It happened, Bitcoin became a national currency.

El Salvador made the cryptocurrency legal tender, along side the US dollar, becoming the first country to put the token on a world stage. The Bitcoin Law was passed by the Legislative Assembly of El Salvador on 8 June 2021, giving the cryptocurrency bitcoin the status of legal tender within El Salvador after 7 September 2021.

3 Things to know about Bitcoin

What is Bitcoin? To make this answer simple, we’ll need to transport you back in time, to an arcade. In a classic arcade, you need to buy tokens to play the games. Each token is converted, from dollars, at a set conversion rate.  Then, you buy the game time. Cryptocurrency is sort of like going to an arcade, only you can use the tokens (outside the arcade) to buy, or pay for, anything. 

Bitcoin is the first digital currency created that uses a peer-to-peer ledger network called a blockchain to move money around the internet. It was developed as an alternative to the centralized fiat system, like the US dollar or the UK pound, to give people more freedom and privacy in the movement of money. 
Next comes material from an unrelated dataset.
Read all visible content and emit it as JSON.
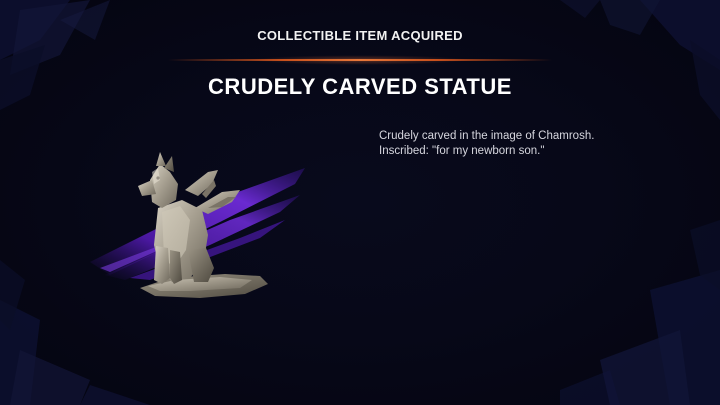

Even though Bitcoins intention was to provide privacy, it is not 100% anonymous. As money is moved from one wallet address to another wallet address, all transactions are viewable in a public blockchain, but no specific verifiable information other than the amount and a string of numbers and letters representing the users wallet are ever seen. 
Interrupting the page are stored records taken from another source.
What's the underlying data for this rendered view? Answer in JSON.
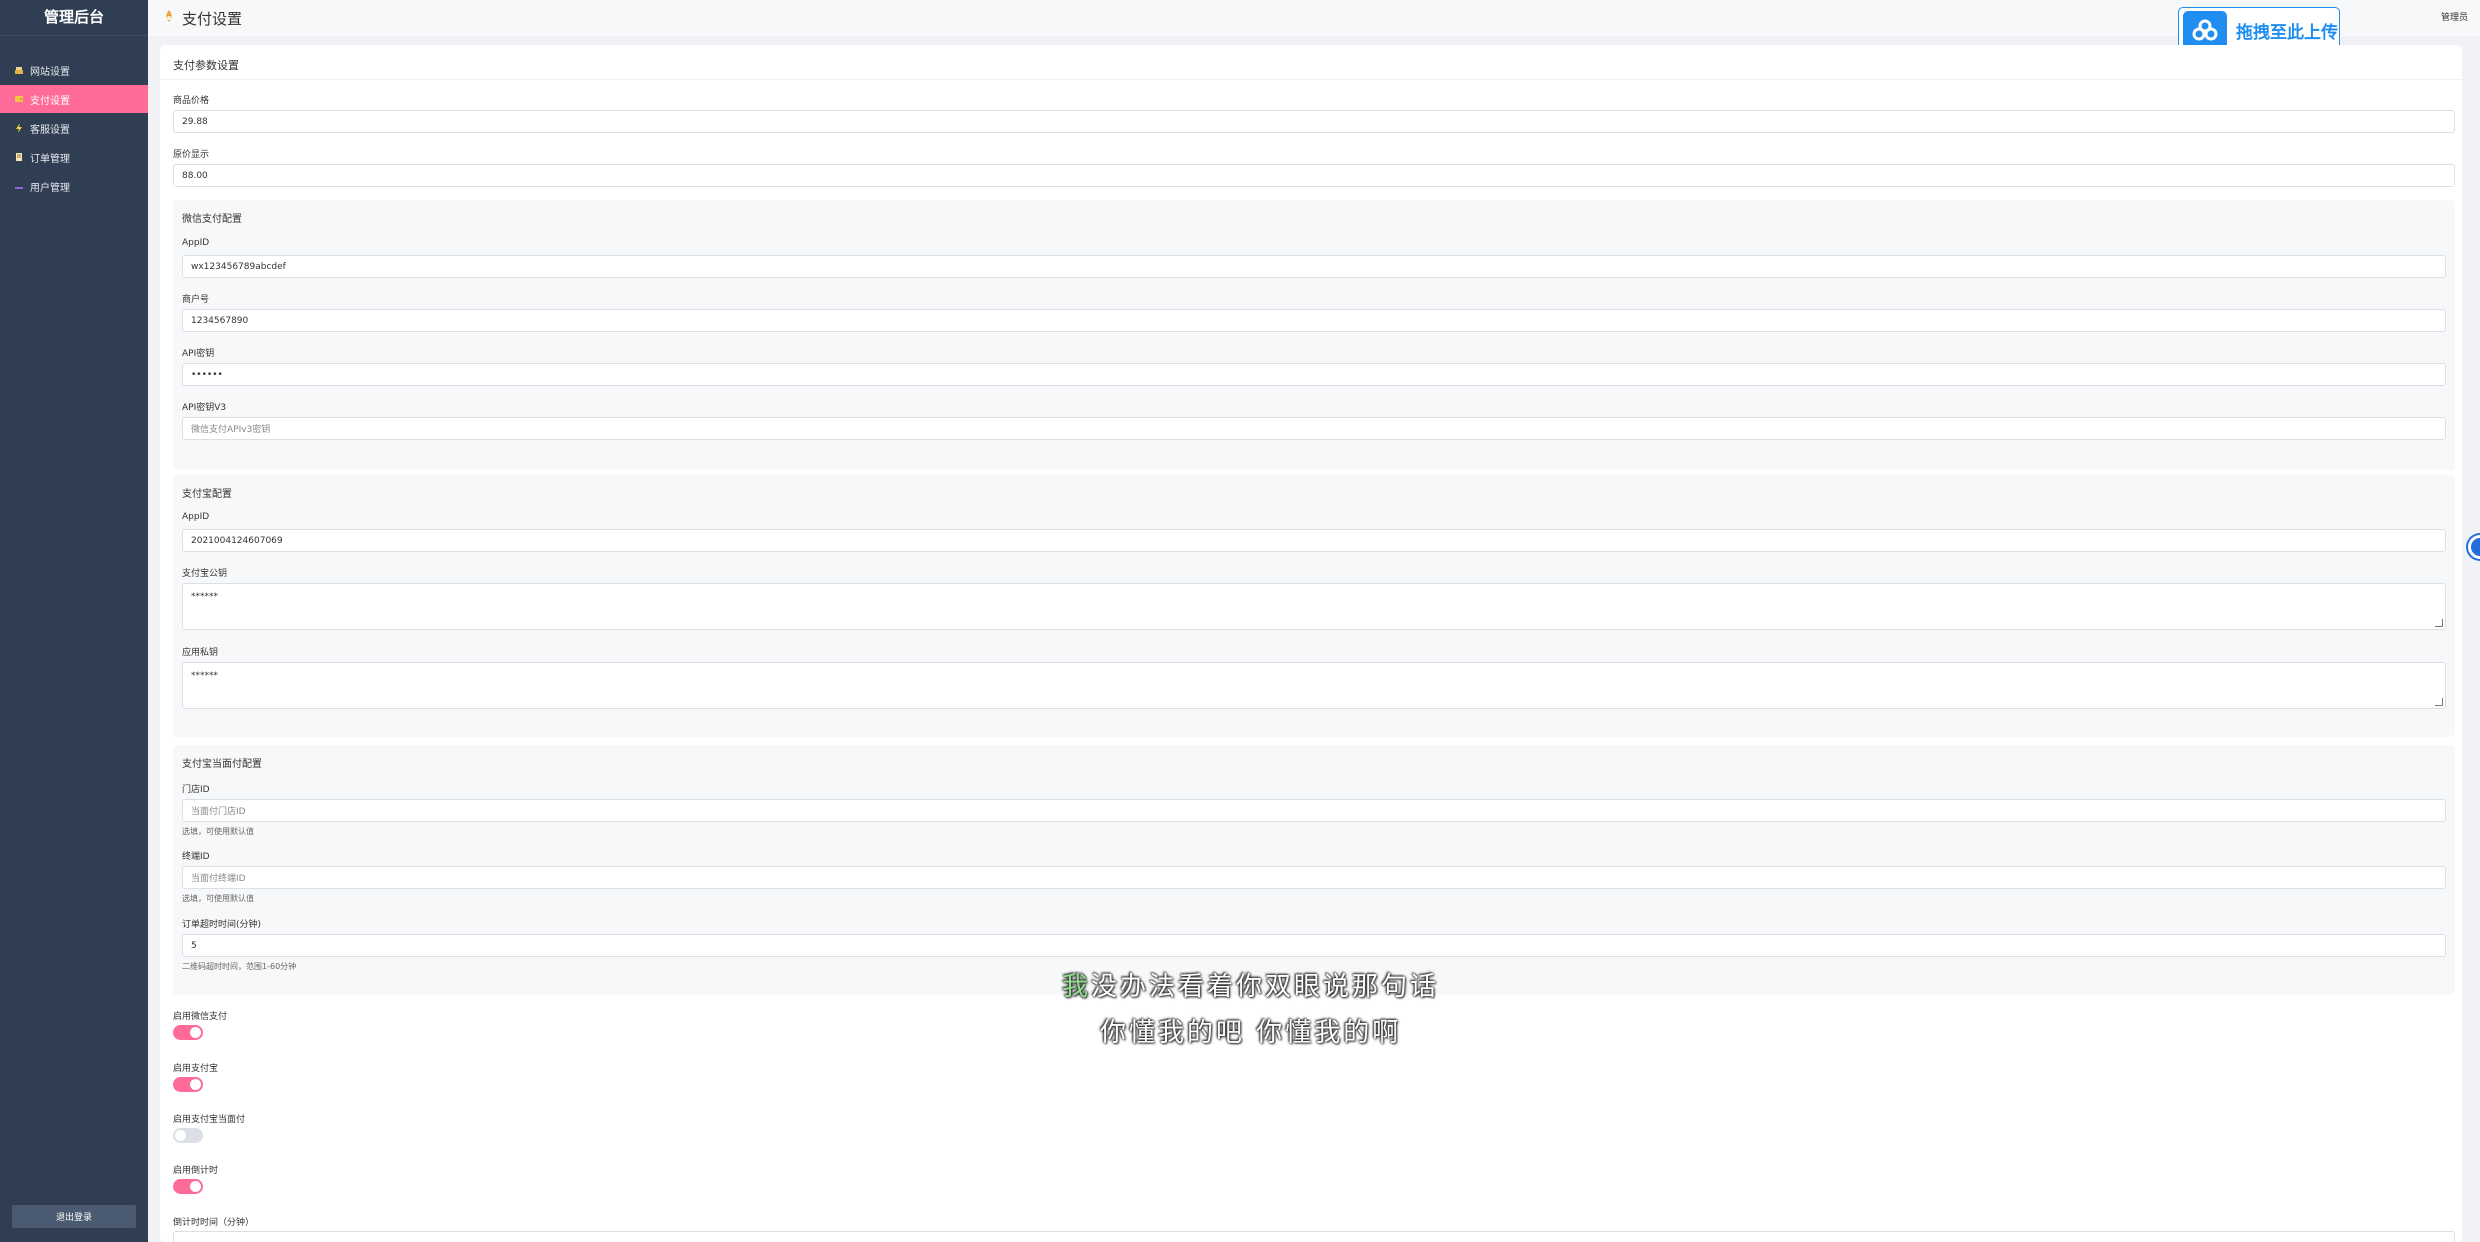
{
  "sidebar": {
    "brand": "管理后台",
    "items": [
      {
        "label": "网站设置",
        "icon": "cake-icon"
      },
      {
        "label": "支付设置",
        "icon": "wallet-icon"
      },
      {
        "label": "客服设置",
        "icon": "lightning-icon"
      },
      {
        "label": "订单管理",
        "icon": "document-icon"
      },
      {
        "label": "用户管理",
        "icon": "user-icon"
      }
    ],
    "active_index": 1,
    "logout_label": "退出登录"
  },
  "header": {
    "title": "支付设置",
    "user": "管理员",
    "upload_label": "拖拽至此上传"
  },
  "main": {
    "title": "支付参数设置",
    "price_label": "商品价格",
    "price_value": "29.88",
    "orig_price_label": "原价显示",
    "orig_price_value": "88.00"
  },
  "wechat": {
    "title": "微信支付配置",
    "appid_label": "AppID",
    "appid_value": "wx123456789abcdef",
    "mchid_label": "商户号",
    "mchid_value": "1234567890",
    "apikey_label": "API密钥",
    "apikey_value": "••••••",
    "apikey_v3_label": "API密钥V3",
    "apikey_v3_placeholder": "微信支付APIv3密钥"
  },
  "alipay": {
    "title": "支付宝配置",
    "appid_label": "AppID",
    "appid_value": "2021004124607069",
    "pubkey_label": "支付宝公钥",
    "pubkey_value": "******",
    "privkey_label": "应用私钥",
    "privkey_value": "******"
  },
  "face_pay": {
    "title": "支付宝当面付配置",
    "store_label": "门店ID",
    "store_placeholder": "当面付门店ID",
    "store_hint": "选填，可使用默认值",
    "terminal_label": "终端ID",
    "terminal_placeholder": "当面付终端ID",
    "terminal_hint": "选填，可使用默认值",
    "timeout_label": "订单超时时间(分钟)",
    "timeout_value": "5",
    "timeout_hint": "二维码超时时间，范围1-60分钟"
  },
  "toggles": [
    {
      "label": "启用微信支付",
      "on": true
    },
    {
      "label": "启用支付宝",
      "on": true
    },
    {
      "label": "启用支付宝当面付",
      "on": false
    },
    {
      "label": "启用倒计时",
      "on": true
    }
  ],
  "countdown_label": "倒计时时间（分钟）",
  "subtitle": {
    "line1_highlight": "我",
    "line1_rest": "没办法看着你双眼说那句话",
    "line2": "你懂我的吧 你懂我的啊"
  },
  "colors": {
    "sidebar": "#2f3e52",
    "accent": "#ff6b98",
    "upload_blue": "#1f8ef0"
  }
}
Who created Bitcoin? Bitcoin was first mentioned in its white paper from 2008. The author of the white paper and creator of the token is a still unknown figure or group of people known has Satoshi Nakamoto. The white paper can be found here: https://bitcoin.org/bitcoin.pdf.

Over the years, a number of candidates have stepped forward or have been speculated as being Satoshi Nakamoto, but none of these people have been able to prove themselves to be the mysterious inventor. One key test would be to move some of the Bitcoins from the Genesis block, the block containing the first transactions and home of the earliest coins, but no one has been able to move any of these coins. Although, in May of 2020, some of the earliest minted Bitcoins from February 2009 where moved by an unknown person to another wallet located at the popular exchange Coinbase. So, the mystery endures.

How many Bitcoins are there? As of 2021, there are currently over 18 million Bitcoins that have been minted, and the maximum number of Bitcoins that will ever be minted will be 21 million. Every day there are around 900 Bitcoins minted by miners that are awarded these tokens for solving complex math problems that are attached to each transaction. When a miners computer rig solves the math problem they are rewarded and the transaction is confirmed on the network. This system was created to protect the transaction and create incentives for building out the network. 

Once all Bitcoins are minted, miners will no longer receive newly minted coins, and they will charge fees for confirming transactions. It is predicted that when all the Bitcoins are minted, the price will stabilize, because Bitcoin is currently a volatile token, with wide spikes and dips.

What happens when a whole country adopts Bitcoin?

When El Salvador was looking at the future money, Bitcoin was seen as an opportunity to help cut the expensive cost of moving fiat money around its country and the globe, and also as a way of building for a future that is quickly arriving, the arriving age of the cryptocurrency.

After Salvadoran president Nayib Bukele announced that the country would adopt bitcoin as an official currency, there was a great deal of skepticism.

There was violent opposition in some cases, vandalism at one of the “Chivo” ATM (the word means “good” in local dialect) machines that Salvadorans can use to exchange bitcoin for U.S. dollars.

However the support far outweighs the protest of the new Bitcoin Law.

So far 3 million people have downloaded the Chivo bitcoin wallet, according to Bukele, which is roughly 46 percent of the country.  In 2017 – only 29 percent of Salvadorans had bank accounts, according to a story on Forbes.

It appears that Salvadorians are converting USD to BTC and holding the Bitcoin. This is good news for Bitcoin holders abroad.